After the Round of sixteen, the remaining teams were reseeded for the quarterfinals.

===Round of sixteen===
All games were played on 6 December 2014. All times are Central Standard Time (UTC−06:00).

The point differential was used to determine the seeding of the next round.

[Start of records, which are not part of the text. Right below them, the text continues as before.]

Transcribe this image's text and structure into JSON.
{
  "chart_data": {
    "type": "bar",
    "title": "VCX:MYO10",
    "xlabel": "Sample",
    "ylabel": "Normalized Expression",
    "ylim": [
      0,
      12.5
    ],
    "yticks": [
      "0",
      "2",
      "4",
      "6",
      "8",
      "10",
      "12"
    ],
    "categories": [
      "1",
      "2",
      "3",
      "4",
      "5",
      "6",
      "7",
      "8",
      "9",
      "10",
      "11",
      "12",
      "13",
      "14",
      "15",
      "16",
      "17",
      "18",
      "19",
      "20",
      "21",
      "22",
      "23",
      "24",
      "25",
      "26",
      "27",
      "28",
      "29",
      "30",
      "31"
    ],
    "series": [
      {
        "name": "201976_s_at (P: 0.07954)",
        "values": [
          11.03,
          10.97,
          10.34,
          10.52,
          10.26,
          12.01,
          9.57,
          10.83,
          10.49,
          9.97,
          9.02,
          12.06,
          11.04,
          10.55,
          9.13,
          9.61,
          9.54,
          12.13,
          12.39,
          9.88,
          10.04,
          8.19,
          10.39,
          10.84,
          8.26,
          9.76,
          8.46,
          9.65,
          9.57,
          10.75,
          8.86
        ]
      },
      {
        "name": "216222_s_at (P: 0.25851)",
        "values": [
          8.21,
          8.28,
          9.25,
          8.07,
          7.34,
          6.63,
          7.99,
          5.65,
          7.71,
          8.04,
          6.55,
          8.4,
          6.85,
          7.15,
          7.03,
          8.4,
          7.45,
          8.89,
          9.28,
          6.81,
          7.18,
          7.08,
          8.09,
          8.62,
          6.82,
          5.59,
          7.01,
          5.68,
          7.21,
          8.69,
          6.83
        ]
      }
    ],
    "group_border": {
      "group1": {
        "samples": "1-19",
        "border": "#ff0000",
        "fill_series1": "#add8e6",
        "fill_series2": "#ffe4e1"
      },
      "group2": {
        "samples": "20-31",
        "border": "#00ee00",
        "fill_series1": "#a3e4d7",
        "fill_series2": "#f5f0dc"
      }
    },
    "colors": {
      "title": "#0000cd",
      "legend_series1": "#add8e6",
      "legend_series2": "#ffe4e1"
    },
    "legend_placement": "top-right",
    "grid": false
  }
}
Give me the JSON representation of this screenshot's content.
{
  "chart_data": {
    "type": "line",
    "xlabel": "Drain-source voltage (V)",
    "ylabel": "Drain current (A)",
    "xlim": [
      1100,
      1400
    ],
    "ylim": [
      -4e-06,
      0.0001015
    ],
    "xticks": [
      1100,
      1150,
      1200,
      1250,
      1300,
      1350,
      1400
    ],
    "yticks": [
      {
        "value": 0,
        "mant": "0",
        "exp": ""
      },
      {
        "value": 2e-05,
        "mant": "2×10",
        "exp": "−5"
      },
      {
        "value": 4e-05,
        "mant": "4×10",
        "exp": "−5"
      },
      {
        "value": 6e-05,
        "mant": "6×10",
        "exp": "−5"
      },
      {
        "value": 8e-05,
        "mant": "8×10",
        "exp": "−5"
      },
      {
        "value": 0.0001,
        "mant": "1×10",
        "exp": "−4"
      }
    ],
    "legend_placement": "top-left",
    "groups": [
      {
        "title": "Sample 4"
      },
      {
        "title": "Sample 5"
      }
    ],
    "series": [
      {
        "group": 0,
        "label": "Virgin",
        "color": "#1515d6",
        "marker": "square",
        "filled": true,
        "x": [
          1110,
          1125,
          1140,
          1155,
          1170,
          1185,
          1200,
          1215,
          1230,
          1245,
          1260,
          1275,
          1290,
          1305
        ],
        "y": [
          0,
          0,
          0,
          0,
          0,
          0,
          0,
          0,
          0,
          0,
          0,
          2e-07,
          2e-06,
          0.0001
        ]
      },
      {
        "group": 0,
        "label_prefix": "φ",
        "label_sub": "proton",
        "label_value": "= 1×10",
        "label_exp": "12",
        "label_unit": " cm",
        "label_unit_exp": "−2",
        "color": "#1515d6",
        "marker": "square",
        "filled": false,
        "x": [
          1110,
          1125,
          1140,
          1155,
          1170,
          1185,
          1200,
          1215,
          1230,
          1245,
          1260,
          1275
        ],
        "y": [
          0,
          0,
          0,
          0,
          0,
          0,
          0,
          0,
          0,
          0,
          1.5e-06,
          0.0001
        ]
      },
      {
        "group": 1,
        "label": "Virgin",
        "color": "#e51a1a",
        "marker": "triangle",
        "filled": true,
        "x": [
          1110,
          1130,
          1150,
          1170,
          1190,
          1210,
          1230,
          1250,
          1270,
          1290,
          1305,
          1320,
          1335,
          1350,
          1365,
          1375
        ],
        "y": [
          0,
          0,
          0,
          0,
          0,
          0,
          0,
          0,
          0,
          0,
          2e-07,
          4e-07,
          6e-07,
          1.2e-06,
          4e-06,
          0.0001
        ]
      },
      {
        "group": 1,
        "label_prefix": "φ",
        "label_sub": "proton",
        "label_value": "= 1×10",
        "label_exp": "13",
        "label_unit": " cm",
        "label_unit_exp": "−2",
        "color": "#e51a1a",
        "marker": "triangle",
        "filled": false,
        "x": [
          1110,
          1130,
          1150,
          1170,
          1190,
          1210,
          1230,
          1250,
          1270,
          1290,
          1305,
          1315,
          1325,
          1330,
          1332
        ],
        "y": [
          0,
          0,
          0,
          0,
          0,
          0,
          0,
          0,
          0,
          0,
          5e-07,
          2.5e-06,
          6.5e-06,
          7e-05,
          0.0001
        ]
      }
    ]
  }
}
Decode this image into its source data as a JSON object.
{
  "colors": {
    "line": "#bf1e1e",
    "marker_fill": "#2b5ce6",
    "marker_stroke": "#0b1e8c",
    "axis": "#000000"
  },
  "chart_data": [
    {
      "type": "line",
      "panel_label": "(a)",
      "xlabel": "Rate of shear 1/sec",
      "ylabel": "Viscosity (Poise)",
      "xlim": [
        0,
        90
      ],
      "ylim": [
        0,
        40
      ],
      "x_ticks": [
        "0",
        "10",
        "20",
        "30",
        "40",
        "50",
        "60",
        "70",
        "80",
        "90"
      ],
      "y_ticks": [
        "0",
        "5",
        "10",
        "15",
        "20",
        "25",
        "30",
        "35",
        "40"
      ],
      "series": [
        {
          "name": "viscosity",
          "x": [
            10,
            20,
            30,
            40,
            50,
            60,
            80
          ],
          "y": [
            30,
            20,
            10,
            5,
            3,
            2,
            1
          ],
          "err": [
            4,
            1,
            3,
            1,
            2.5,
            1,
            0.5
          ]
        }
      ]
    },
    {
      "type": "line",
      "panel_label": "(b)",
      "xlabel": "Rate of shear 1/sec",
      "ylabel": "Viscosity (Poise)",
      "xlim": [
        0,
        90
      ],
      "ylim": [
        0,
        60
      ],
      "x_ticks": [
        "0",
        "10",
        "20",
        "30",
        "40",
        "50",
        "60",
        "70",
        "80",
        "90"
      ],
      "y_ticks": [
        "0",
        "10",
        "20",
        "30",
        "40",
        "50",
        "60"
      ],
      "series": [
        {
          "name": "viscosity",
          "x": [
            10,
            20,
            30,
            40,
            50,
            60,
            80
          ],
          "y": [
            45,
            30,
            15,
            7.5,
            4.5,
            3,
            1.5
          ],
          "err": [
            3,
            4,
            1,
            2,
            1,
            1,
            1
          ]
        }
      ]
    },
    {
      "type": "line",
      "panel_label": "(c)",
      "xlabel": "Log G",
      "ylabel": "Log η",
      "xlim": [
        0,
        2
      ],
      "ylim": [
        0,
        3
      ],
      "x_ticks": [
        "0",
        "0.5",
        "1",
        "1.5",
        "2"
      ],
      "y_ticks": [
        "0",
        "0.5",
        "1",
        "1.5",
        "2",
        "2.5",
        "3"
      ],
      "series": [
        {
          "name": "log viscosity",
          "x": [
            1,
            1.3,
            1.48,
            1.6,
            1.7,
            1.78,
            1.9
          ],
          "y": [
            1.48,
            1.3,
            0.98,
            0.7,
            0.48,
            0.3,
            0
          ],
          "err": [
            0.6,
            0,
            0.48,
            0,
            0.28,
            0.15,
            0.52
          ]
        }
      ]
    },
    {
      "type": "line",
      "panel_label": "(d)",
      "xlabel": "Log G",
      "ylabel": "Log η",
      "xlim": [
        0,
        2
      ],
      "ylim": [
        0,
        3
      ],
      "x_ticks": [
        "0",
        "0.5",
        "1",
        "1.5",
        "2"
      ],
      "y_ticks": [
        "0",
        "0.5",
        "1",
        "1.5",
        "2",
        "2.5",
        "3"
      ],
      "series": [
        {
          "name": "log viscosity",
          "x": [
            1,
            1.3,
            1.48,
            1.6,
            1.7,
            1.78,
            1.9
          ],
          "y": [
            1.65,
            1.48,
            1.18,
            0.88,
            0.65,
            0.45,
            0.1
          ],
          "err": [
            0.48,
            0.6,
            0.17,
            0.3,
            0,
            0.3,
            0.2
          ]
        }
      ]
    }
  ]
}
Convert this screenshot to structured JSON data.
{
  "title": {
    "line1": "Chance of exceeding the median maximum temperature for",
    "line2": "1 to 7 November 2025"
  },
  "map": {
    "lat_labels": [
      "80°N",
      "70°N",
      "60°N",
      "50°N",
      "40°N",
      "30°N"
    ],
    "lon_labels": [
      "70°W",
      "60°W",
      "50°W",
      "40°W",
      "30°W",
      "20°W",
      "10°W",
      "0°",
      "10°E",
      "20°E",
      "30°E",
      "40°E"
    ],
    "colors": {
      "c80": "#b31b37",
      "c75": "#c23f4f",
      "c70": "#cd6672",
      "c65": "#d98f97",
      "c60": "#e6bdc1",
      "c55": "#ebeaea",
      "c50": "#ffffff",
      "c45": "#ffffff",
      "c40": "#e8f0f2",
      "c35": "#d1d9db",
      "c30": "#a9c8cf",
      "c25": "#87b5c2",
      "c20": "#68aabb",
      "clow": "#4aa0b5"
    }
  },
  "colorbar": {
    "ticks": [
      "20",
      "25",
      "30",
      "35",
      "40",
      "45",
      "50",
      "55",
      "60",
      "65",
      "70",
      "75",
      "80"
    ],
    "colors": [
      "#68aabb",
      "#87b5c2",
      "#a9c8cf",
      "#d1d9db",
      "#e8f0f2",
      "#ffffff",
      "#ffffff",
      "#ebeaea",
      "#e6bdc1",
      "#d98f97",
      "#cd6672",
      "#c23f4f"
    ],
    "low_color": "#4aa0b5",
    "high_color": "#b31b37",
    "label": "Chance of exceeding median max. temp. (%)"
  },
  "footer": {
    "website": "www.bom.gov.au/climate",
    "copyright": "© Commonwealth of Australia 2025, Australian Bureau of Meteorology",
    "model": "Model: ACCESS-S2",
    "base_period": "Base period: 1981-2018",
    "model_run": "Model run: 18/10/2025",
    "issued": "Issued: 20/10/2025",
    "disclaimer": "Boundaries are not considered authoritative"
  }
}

| Time | Track | Result |  |  |  | Point differential |
|---|---|---|---|---|---|---|
| 9:00AM | Track 1 | Canada | 581 | 75 | Brazil | 506 |
| 9:00AM | Track 2 | Sweden | 303 | 133 | Ireland | 170 |
| 11:00AM | Track 1 | New Zealand | 356 | 91 | Netherlands | 265 |
| 11:00AM | Track 2 | United States | 854 | 6 | Norway | 848 |
| 1:00PM | Track 1 | France | 162 | 205 | Argentina | 43 |
| 1:00PM | Track 2 | Finland | 383 | 124 | Belgium | 259 |
| 3:00PM | Track 1 | Australia | 464 | 35 | Scotland | 429 |
| 3:00PM | Track 2 | England | 708 | 31 | West Indies | 677 |

===Quarterfinals through finals===
The quarterfinals were played on 6 December 2014. The semis and finals were on 7 December 2014. Team USA won the cup.